Gezi Parkı etrafında başlayan ve sonra tüm Türkiye’ye yayılan hareket iki şekilde bastırılmaya çalışıldı. Bastırma şekillerinin ilki hala sokaklarda olan şiddet. Toplumsal bir işkence halini alan bir şiddet dalgasıyla karşıladı devlet, halkını. Şiddetin katı hali de, sıvı hali de, gaz hali de topluma karşı kullanıldı ve hareket böylece bastırılmaya çalışıldı. Her şiddet eylemi karşısında daha fazla insanı buldu. Üç çadır şiddetle sökenler, ikinci gelişlerinde karşılarında on çadır buldular. İki yüz liseli öğrencinin üzerine Özel Harekat akrebi sürenler, karşılarında beş yüz liseli buldular. Şiddet hareketi sindirmekten ziyade haksızlığın cisimleştiği ve insanların gözünde artık gözlerini kaçıramadıkları bir olgu halini aldı.

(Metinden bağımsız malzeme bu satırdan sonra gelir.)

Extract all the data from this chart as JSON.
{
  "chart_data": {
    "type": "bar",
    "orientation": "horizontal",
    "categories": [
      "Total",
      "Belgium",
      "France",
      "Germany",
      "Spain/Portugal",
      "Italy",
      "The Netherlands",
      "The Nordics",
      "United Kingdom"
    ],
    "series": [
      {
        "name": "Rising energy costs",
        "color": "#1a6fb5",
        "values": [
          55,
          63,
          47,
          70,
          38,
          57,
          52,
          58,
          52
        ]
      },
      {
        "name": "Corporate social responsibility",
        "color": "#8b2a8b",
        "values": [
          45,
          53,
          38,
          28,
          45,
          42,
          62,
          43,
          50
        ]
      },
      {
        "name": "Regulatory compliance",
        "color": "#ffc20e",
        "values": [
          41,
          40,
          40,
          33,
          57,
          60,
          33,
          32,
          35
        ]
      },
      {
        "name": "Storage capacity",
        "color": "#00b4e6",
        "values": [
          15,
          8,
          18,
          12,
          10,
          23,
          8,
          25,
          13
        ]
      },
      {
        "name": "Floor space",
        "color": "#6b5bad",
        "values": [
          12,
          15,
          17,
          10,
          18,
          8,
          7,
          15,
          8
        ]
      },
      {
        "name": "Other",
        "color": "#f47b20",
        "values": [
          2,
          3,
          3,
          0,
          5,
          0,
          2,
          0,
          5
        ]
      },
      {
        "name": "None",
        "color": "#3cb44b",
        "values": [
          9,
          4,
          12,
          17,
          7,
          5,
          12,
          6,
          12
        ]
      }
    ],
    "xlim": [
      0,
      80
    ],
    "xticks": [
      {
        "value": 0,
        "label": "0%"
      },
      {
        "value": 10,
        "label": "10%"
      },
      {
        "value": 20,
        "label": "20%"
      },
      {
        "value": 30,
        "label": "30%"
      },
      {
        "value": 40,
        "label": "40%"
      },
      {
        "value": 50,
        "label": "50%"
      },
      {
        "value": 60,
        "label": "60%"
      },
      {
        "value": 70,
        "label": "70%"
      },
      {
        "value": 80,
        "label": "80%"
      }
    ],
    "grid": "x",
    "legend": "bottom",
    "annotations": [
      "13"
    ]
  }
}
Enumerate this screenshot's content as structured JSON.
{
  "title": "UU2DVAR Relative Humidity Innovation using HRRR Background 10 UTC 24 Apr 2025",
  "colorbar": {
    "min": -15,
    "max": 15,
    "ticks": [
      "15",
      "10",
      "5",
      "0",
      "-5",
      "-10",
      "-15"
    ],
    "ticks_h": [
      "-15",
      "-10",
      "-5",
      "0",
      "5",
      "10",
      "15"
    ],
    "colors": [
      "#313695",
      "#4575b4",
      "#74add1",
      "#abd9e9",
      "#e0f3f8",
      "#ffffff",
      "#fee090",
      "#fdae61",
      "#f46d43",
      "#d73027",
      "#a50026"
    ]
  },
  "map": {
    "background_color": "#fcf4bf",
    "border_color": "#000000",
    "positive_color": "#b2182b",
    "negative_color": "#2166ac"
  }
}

İkinci bastırmaya çalışma yöntemi “yumuşak güce” dayalı bir tarzda karşımıza çıktı. Yani, yalanlar ve tek elden yönlendirilen kirletilmiş bilgi… Bu bambaşka bir sonuca yol açtı. Halk olarak biz, medya denen “şeyin” ne olduğuna dair fikrimizi bir kere daha netleştirdik. Bunun yanında da yöneticilerin, sokaklarda olan ve gözlerimizle gördüğümüz olayları bizlere nasıl aktardığını deneyimledik. Olan ya da kurulmaya çalışılan güven ilişkisi bu yalanlarla yıkıldı gitti. Gezi Parkı, halk ile yöneticiler-medya bloğu arasındaki güven ilişkisini bir daha gelmemek üzere yok etti.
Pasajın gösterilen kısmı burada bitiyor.